Tech List

[index] [options] [help]
See the Mailing Lists Page for how to subscribe and unsubscribe.

eprints_tech messages

Please note: this page shows emails that have been sent to the eprints_tech mailing list. Some of these may be spam emails we have failed to filter.

[EP-tech] storage capacity

From: "Alison Sutton" <a.m.sutton AT reading.ac.uk>
Date: Tue, 24 Jun 2008 12:40:04 +0100


Threading:      • This Message
             Re: [EP-tech] storage capacity from r.davis AT ulcc.ac.uk
             Re: [EP-tech] storage capacity from C.J.Keene AT sussex.ac.uk
             Re: [EP-tech] storage capacity from roman.chyla AT gmail.com
             Re: [EP-tech] storage capacity from roman.chyla AT gmail.com

*** 
http://www.eprints.org/tech.php/id/%3CEMEW-k5NCe459ee3a4d236017d3c016a4c14c30db5c-006201c8d5ef$0b479600$1e65e186%40rdghome.ad.rdg.ac.uk%3E
*** EPrints community wiki - http://wiki.eprints.org/

Hi 

For the purposes of a proposal for a repository at Reading Uni. we need to
estimate the storage capacity needed for items to be deposited in EPrints. 

Please can anyone advise how best to calculate this?
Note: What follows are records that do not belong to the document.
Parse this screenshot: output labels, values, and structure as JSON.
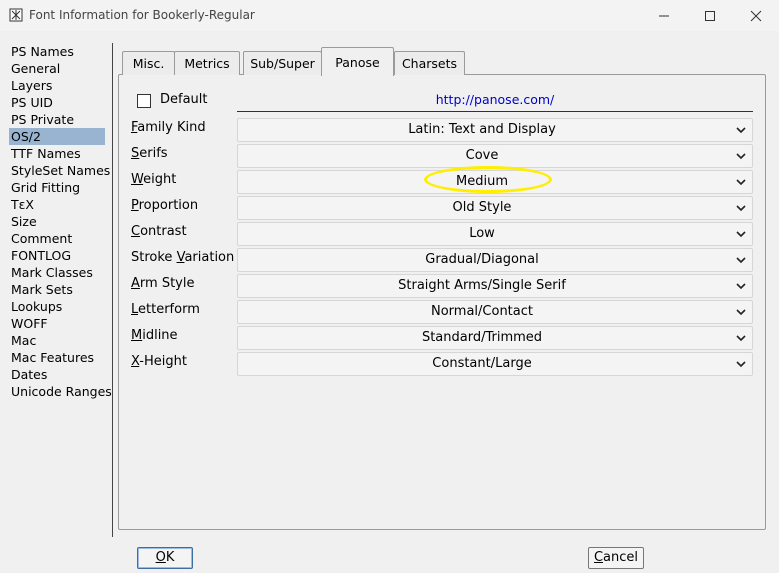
{
  "window": {
    "title": "Font Information for Bookerly-Regular"
  },
  "sidebar": {
    "items": [
      {
        "label": "PS Names"
      },
      {
        "label": "General"
      },
      {
        "label": "Layers"
      },
      {
        "label": "PS UID"
      },
      {
        "label": "PS Private"
      },
      {
        "label": "OS/2"
      },
      {
        "label": "TTF Names"
      },
      {
        "label": "StyleSet Names"
      },
      {
        "label": "Grid Fitting"
      },
      {
        "label": "TεX"
      },
      {
        "label": "Size"
      },
      {
        "label": "Comment"
      },
      {
        "label": "FONTLOG"
      },
      {
        "label": "Mark Classes"
      },
      {
        "label": "Mark Sets"
      },
      {
        "label": "Lookups"
      },
      {
        "label": "WOFF"
      },
      {
        "label": "Mac"
      },
      {
        "label": "Mac Features"
      },
      {
        "label": "Dates"
      },
      {
        "label": "Unicode Ranges"
      }
    ],
    "selected": "OS/2"
  },
  "tabs": [
    {
      "label": "Misc."
    },
    {
      "label": "Metrics"
    },
    {
      "label": "Sub/Super"
    },
    {
      "label": "Panose"
    },
    {
      "label": "Charsets"
    }
  ],
  "active_tab": "Panose",
  "panose": {
    "default_label": "Default",
    "default_checked": false,
    "link": "http://panose.com/",
    "rows": [
      {
        "label_first": "F",
        "label_rest": "amily Kind",
        "value": "Latin: Text and Display"
      },
      {
        "label_first": "S",
        "label_rest": "erifs",
        "value": "Cove"
      },
      {
        "label_first": "W",
        "label_rest": "eight",
        "value": "Medium"
      },
      {
        "label_first": "P",
        "label_rest": "roportion",
        "value": "Old Style"
      },
      {
        "label_first": "C",
        "label_rest": "ontrast",
        "value": "Low"
      },
      {
        "label_pre": "Stroke ",
        "label_first": "V",
        "label_rest": "ariation",
        "value": "Gradual/Diagonal"
      },
      {
        "label_first": "A",
        "label_rest": "rm Style",
        "value": "Straight Arms/Single Serif"
      },
      {
        "label_first": "L",
        "label_rest": "etterform",
        "value": "Normal/Contact"
      },
      {
        "label_first": "M",
        "label_rest": "idline",
        "value": "Standard/Trimmed"
      },
      {
        "label_first": "X",
        "label_rest": "-Height",
        "value": "Constant/Large"
      }
    ]
  },
  "buttons": {
    "ok_first": "O",
    "ok_rest": "K",
    "cancel_first": "C",
    "cancel_rest": "ancel"
  },
  "colors": {
    "selection": "#99b4d1",
    "link": "#0000cc",
    "highlight": "#ffee00"
  }
}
I've been asked for
typical storage for different categories of full text publications - journal
articles, conference proceedings, books, book chapters and PhD theses.

In less specific terms, some examples of storage capacity per large numbers
of research publications would also be useful.

Thanks
Alison


-------------------------------------------------------------

Alison Sutton, Librarian	Tel: +44(0)118 378 7984
Department of Meteorology	Fax: +44(0)118 378 8905
University of Reading		www.met.rdg.ac.uk/Library
Earley Gate, PO Box 243		email: a.m.sutton AT rdg.ac.uk
Reading RG6 6BB

My working hours are Tuesdays to Fridays, 09:30 - 15:00.

------------------------------------------------------------- 


Re: [EP-tech] storage capacity

From: "Richard M. Davis" <r.davis AT ulcc.ac.uk>
Date: Tue, 24 Jun 2008 14:12:06 +0100


Threading: [EP-tech] storage capacity from a.m.sutton AT reading.ac.uk
      • This Message

This is a multi-part message in MIME format.
Alison Sutton wrote:
> Please can anyone advise how best to calculate this? I've been asked for
> typical storage for different categories of full text publications - 
journal
> articles, conference proceedings, books, book chapters and PhD theses.

Hi Alison

This question is a close relative of that one about the string ;)

I think it really is just guesswork, as there are so many variables.

Thinking only of single PDF type submissions: a short document might 
still be a large file if it is full of images, formulas or heavy 
formatting; a long document might be a small file if it isn't. The size 
range will probably be from 100KB to 10MB.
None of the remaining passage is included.